Niemann, who has a bachelor’s degree in criminal justice from Lewis University, was later hired in Indian Head Park. He stayed there 18 months before going to North Riverside, where Niemann worked his way up the ranks.
North Riverside also is where Niemann was introduced to 16-inch softball.
“It’s a funny story,” Niemann said. “I never played softball when I came to North Riverside. Some of the older officers formed a team called the Untouchables. We played in North Riverside and I think we were 0-22. I’m not a big fan of getting my butt kicked and I thought I could do a better job.”
Niemann started scouring the various department in North Riverside to uncover talented players for his softball team. He found guys who shared his competitive nature, picking up Scott Kopach, Tim Kutt and Pete Tollios in Public Works. Jim “Chops” Chiappetta was a fellow North Riverside police officer. Magnum Force was born and they finished second the next year.
He was all in as a team organizer and started the Rockers in 1986. Thanks to sponsorship by Joe Rizza Ford, the Rockers, along with the likes of the Titans, Blues, Stooges, Ice and Longshots, became one of the area’s premier 16-inch teams.
Niemann rode the wave when interest ran high for 16-inch softball in the area. In the suburbs, the sport’s epicenters were Berwyn’s Janura Park and Cicero’s Clyde and Hawthorne park districts. The Chicago Sun-Times’ Dan Cahill covered the 16-inch softball beat. Noted restaurateur Rich Melman backed a pro league whose games were televised on Sportschannel. Larry Randa and Ron Kubicki headed up The LIFE Newspapers Area Classic. Teams from the western suburbs craved the gobs of attention heaped upon by the Randa-family owned publication.
The Rockers won the last LIFE Newspapers Area Classic in 1993 and captured the fabled Forest Park “No-Gloves” National title in 1998 by defeating Melman’s Lettuce, considered to be the Yankees of 16-inch softball.
“Lookig back at it, we were pretty good in the 1990s,” Niemann recalled. “The Titans and the Blues – what a tremendous rivalry. The Suburban LIFE had a great tournament. We won Forest Park in ’98 by beating Lettuce – they had everybody. We finished in the top four at (the ASA) Majors Nationals four times.”

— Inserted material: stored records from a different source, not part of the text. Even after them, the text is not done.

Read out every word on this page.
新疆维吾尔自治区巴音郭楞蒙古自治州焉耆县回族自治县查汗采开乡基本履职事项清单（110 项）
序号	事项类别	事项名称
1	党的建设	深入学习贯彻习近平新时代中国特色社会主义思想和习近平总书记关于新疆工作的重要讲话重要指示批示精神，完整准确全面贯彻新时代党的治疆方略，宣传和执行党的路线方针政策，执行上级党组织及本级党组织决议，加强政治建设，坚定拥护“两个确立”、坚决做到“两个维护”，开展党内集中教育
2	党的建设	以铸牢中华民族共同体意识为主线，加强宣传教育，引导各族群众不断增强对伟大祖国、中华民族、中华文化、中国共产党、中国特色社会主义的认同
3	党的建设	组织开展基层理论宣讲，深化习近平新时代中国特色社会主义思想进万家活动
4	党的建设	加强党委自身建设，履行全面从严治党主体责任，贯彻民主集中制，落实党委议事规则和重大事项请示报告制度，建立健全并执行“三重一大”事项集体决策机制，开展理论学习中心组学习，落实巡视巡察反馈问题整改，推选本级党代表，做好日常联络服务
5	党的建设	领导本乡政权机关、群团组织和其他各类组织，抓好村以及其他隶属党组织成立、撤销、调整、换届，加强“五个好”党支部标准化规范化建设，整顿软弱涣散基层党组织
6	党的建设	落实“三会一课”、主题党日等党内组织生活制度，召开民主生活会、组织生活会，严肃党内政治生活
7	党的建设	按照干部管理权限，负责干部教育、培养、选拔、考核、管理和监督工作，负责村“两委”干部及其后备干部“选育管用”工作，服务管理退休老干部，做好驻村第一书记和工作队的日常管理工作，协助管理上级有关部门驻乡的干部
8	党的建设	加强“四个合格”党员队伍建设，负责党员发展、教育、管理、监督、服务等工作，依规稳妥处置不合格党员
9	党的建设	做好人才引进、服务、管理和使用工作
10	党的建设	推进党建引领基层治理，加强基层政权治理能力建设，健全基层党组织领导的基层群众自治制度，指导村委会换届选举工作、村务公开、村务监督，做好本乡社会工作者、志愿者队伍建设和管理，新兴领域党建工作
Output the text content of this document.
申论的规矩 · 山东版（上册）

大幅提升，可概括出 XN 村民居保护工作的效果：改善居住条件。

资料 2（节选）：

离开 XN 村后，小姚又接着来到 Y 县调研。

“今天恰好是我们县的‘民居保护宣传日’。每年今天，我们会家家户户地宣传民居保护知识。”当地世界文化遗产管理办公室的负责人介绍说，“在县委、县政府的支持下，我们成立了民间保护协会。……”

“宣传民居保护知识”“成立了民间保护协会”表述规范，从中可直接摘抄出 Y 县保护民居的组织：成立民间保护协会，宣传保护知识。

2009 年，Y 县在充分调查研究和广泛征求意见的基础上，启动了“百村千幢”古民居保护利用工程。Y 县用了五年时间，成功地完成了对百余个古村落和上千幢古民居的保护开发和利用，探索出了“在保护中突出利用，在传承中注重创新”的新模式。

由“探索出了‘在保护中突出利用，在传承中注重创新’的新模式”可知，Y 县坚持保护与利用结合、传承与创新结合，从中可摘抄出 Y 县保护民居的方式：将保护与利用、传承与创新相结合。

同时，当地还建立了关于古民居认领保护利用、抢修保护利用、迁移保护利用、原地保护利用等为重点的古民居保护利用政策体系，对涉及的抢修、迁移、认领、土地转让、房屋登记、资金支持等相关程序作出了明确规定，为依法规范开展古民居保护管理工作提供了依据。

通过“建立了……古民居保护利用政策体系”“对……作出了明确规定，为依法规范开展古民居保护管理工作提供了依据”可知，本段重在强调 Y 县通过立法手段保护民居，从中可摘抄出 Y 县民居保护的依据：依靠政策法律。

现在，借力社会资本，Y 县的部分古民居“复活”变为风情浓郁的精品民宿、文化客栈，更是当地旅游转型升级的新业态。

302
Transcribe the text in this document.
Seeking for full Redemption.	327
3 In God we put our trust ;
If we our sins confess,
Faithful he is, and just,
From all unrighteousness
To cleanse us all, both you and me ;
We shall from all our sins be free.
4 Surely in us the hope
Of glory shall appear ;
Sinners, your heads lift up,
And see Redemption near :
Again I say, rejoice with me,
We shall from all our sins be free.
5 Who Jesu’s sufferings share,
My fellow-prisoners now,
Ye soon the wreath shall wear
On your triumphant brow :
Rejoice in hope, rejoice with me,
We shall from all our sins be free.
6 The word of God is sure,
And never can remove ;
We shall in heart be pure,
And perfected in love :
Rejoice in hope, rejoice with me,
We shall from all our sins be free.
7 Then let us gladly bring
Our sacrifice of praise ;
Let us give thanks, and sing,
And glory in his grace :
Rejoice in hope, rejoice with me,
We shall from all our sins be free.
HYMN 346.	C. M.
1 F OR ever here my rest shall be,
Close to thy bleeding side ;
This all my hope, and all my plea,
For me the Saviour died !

Niemann truly was a convert from baseball to 16-inch softball.
“I played semi-pro baseball in summer leagues around Chicago,” Niemann said. “The games took so long. What I like about 16-inch softball is that you can play a game in an hour. There’s a lot of excitement in that hour. I loved the excitement of the 16-inch game and all the nuances that went along with it.
“You could play three games in a night by jumping around from park to park. It takes a tremendous amount of skill to play at a high level. It’s not just a bunch of fat guys playing the game.”
After Niemann’s association as a player-manager with the Rockers ended in 1999, he was briefly was part of two other teams before being inducted into the Chicago 16” Softball Hall of Fame in 2009 for his contributions as a manager.
“One of my greatest memories was introducing so many young players to the game of softball,” Niemann said.
Niemann and his wife, Laura, live in Willowbrook and will be celebrating their 35th wedding anniversary this year. Their family of one in Cicero grew to five. His four daughters – April, Carissa, Lanette and Olivia – all are teachers. His youngest, Lane Jr., entered his freshman year in college at Baldwin-Wallace in Ohio. He’ll play baseball and study business.
April and Carissa were state champions in badminton at Hinsdale South, while Lanette was a state placer.
“I owe a lot to Morton College,” Niemann said. “Everything started for me at Morton College. It guided my entire life and led me to where I am today. It gives me great pleasure to have come back and taught me at Morton College. I know that the college has opened doors for many students.”